Thomas Demand plays with the idea of photography representing reality, which gives the power of a photographer to manipulate reality. He had Leni Reifenstahl in mind when he made Archive – he mocks up her inventory in a sort of archive, then takes photographs:

This is a work by Gregory Crewdson - I don't know if the image reveals the facial expressions of the three siblings as they're dining, just before they're aware there's a naked older lady (their mother) just coming into the room:

The final exhibit, I’d have had no idea what it was if I hadn’t been told on the audio guide:
It is actually a pile of licorice lollies, with the artist’s idea that a particular number be counted into the space at the beginning of each day, but that viewers be free to take one, to let the art be free and go out into the community.

After spending a fair while there, I was taking a quick tram trip to check out some music shops, when there was a “hello, Barry” behind me. I don’t know how many times I have randomly run into her after an absence of two or more years: this is at least the third. Wellington and Palmerston North (which is where I met her), well it is kind of normal to run into people, but Melbourne? But then I remember the same thing happened last year as well. Anyway, she has a crew of ex-Massey people (including her ex fiancée as well as her present husband) and, curiously enough, seems to have been thinking of me a lot recently (more proof that events announce themselves? and not just to me?): we all met up for a drink at a café before heading off on our respective journeys. Blow me down if I didn’t then meet someone else, a Dunedin acquaintance.

After all these interruptions, I only had a short time to get up to Lygon Street, check out Readings and Borders, have dinner (Malaysian, not Italian) before my movie - it was Freaky Friday - Cult Movie Night at ACMI and they were showing The Adventures of Buckaroo Banzai Across the 8th Dimension. This was a bit of a mad movie, with a small part played by Jeff Goldblum, larger parts by John Lithgoow (fantastic!) and Chris Lloyd but the central character was played by someone I have never heard of , Peter Weller (I have since learned he was Robocop).

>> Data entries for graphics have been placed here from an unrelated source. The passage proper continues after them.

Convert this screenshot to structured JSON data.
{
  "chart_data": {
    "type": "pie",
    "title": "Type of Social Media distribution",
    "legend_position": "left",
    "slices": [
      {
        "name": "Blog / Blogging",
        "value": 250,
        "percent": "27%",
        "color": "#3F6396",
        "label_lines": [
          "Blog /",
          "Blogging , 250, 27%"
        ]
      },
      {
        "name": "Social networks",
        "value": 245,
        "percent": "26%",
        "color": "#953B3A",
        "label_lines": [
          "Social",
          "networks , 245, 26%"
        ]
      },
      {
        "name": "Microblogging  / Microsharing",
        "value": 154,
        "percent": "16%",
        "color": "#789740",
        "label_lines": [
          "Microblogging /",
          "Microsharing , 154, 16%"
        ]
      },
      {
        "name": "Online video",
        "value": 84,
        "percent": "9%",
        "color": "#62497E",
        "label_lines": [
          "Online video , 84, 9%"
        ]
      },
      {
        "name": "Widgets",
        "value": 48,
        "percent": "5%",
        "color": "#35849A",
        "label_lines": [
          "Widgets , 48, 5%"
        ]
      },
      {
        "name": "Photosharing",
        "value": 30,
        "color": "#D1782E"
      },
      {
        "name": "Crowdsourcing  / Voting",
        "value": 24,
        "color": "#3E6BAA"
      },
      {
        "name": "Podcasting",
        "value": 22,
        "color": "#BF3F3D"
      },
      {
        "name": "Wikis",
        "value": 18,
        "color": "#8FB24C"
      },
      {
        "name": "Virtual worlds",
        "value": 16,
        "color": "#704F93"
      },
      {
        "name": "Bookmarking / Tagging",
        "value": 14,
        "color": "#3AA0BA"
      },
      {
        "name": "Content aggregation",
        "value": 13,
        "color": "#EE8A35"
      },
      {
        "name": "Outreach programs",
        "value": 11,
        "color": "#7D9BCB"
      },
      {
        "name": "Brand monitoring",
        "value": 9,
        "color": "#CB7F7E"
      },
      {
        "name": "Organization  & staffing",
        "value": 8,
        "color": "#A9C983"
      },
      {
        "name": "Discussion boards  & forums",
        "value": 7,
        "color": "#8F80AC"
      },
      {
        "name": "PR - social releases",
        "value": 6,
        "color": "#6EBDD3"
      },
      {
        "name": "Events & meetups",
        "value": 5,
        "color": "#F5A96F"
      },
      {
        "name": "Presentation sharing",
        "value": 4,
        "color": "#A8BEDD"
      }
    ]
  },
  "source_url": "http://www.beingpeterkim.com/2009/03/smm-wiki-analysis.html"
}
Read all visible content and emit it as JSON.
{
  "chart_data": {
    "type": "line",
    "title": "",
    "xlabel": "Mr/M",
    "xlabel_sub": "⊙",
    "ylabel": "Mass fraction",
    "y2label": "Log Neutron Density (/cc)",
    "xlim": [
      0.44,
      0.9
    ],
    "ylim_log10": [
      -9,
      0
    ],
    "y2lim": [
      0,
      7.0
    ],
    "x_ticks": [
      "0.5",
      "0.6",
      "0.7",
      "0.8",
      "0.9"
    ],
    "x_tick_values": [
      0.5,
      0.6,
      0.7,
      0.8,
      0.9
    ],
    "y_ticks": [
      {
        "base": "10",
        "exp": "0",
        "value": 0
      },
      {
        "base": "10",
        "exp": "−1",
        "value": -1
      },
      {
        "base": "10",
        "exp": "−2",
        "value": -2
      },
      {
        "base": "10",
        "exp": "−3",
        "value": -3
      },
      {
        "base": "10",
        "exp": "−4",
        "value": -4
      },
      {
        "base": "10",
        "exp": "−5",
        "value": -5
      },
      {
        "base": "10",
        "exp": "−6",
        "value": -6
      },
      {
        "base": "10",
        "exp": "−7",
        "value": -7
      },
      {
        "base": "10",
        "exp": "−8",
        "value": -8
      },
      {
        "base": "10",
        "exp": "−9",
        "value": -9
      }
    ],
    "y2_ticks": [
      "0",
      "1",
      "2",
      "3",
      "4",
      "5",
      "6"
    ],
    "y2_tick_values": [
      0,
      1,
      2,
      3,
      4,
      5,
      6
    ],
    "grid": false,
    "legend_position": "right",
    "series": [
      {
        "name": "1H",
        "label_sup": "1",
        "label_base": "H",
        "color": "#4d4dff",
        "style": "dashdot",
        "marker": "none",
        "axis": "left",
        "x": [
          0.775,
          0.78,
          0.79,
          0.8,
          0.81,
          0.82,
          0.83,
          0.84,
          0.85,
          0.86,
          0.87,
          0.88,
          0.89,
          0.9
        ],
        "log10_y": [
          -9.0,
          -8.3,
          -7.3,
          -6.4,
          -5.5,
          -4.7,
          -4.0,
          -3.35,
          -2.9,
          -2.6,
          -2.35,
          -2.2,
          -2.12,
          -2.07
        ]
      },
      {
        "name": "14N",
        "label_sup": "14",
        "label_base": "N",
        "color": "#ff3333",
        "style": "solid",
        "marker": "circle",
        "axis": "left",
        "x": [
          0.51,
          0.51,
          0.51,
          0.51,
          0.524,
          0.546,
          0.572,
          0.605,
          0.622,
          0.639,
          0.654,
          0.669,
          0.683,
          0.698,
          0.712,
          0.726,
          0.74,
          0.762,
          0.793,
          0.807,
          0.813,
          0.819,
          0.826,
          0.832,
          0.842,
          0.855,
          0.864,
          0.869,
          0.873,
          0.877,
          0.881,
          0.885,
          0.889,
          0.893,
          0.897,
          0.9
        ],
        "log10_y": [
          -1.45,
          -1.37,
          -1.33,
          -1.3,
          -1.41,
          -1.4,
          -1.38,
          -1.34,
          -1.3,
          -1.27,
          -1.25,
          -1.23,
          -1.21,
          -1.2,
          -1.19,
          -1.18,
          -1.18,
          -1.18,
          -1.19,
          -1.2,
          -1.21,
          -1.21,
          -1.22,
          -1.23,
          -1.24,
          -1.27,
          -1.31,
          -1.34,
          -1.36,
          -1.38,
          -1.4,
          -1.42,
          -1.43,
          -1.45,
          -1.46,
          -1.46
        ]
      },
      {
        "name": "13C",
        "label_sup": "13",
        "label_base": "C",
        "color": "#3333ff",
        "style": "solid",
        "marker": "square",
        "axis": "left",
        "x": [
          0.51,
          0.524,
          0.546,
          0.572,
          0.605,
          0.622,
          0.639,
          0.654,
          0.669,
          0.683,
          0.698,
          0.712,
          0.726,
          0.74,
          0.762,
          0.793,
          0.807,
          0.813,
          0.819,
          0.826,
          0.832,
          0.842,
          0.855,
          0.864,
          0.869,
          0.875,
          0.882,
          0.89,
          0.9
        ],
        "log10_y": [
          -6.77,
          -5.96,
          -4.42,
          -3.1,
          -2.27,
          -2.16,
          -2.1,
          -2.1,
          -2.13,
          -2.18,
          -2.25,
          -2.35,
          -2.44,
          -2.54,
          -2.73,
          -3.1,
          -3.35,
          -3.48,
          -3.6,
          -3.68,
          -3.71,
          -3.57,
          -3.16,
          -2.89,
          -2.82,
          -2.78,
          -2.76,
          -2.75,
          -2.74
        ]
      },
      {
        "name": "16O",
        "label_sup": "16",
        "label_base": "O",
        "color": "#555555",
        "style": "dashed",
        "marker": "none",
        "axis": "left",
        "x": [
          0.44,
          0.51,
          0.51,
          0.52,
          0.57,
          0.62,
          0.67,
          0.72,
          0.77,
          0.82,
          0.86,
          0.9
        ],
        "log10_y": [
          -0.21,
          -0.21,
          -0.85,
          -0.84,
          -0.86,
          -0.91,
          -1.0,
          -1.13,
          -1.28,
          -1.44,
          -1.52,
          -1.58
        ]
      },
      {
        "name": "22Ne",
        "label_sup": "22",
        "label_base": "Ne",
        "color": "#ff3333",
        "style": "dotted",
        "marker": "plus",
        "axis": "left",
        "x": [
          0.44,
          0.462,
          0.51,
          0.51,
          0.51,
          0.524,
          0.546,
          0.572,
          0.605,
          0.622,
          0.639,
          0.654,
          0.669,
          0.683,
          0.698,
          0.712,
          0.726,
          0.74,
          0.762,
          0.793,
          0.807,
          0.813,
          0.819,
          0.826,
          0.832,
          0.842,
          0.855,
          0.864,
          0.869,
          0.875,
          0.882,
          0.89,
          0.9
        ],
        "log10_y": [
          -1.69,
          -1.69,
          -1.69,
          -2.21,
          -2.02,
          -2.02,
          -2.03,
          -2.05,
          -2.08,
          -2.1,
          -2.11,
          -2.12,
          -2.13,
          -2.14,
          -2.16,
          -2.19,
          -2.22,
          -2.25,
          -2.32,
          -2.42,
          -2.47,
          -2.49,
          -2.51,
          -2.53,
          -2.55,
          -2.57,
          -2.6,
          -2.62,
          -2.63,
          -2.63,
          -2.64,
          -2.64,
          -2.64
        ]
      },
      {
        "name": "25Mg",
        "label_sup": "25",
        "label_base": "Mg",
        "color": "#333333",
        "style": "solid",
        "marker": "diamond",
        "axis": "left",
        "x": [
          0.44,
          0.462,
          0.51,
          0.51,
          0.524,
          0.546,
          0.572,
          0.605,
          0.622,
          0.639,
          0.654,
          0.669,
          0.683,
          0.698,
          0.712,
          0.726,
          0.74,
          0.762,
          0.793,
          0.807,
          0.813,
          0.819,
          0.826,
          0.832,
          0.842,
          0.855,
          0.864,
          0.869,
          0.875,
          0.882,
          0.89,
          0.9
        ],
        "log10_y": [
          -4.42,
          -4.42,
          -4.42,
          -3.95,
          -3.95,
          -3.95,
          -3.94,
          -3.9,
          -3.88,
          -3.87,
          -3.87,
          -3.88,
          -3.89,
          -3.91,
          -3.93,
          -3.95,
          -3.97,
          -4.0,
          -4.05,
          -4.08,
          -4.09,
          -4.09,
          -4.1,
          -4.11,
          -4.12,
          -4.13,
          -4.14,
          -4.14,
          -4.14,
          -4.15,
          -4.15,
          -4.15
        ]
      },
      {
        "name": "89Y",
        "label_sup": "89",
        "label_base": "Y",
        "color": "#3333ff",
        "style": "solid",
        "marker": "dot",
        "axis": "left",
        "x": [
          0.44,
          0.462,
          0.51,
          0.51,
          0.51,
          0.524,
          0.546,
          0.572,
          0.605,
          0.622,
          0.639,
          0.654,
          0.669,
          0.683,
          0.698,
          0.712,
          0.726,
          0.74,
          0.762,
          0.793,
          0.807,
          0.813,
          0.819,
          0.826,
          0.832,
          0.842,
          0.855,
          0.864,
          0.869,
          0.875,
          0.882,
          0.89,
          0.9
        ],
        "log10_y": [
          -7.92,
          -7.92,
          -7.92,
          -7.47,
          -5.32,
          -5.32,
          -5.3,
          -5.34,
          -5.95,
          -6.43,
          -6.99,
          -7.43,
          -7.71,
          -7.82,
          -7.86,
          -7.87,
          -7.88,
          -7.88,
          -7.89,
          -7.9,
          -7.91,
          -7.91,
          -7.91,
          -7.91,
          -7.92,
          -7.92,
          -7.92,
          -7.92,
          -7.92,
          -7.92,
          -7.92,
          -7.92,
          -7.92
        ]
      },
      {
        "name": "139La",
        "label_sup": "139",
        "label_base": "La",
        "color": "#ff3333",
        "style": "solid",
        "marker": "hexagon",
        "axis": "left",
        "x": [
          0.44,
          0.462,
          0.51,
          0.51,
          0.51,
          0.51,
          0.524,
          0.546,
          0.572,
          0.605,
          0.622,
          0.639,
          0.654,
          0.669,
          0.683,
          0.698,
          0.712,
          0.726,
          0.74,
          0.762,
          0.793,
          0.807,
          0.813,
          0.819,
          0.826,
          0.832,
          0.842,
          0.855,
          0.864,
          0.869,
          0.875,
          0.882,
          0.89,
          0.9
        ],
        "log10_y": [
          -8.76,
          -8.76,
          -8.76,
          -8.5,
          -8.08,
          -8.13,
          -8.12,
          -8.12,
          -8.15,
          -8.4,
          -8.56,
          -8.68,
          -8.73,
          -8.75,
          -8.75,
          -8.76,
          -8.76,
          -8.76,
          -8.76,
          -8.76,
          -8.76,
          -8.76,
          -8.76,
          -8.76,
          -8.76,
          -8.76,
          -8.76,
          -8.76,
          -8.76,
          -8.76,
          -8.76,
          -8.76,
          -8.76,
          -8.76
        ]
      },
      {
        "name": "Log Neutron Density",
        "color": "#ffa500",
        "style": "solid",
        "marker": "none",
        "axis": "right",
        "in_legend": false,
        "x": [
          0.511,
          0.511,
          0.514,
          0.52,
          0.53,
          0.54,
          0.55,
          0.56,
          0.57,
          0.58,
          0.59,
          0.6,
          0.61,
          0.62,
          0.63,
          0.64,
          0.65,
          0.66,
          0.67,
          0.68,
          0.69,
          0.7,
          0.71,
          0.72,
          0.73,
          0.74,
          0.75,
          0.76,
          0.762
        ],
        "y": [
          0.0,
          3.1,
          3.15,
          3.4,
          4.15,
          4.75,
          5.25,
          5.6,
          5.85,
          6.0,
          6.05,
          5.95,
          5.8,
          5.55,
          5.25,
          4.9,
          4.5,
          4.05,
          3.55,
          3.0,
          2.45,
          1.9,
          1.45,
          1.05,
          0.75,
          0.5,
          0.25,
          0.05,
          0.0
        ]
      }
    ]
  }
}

The story smacked of Back to the Future a little, with Christopher Lloyd's involvement and more mad science - this time a car didn't need to hit a particular speed in order to travel to time, but to enter the 8th dimension. Unfortunately, there were aliens in that dimension (all called John, and they were working out how to get out. Their arrival on earth had an ingenious explanation: when Orson Welles' War of the World was being played on radio, people thought it was real, and that was because this was not a radio drama, it was reportage. The public were hoaxed when they were told it was just a radio show.

The movie shouldn't really be as much fun as it is - the story is mad, the f/x are budget, the jokes are often lame (calling someone John Smallberries or John Bignoote), it has weird interludes where the main guys adopt their other role of being travelling musicians - but I had a great time watching it, and the rest of the audience seemed very appreciative as well.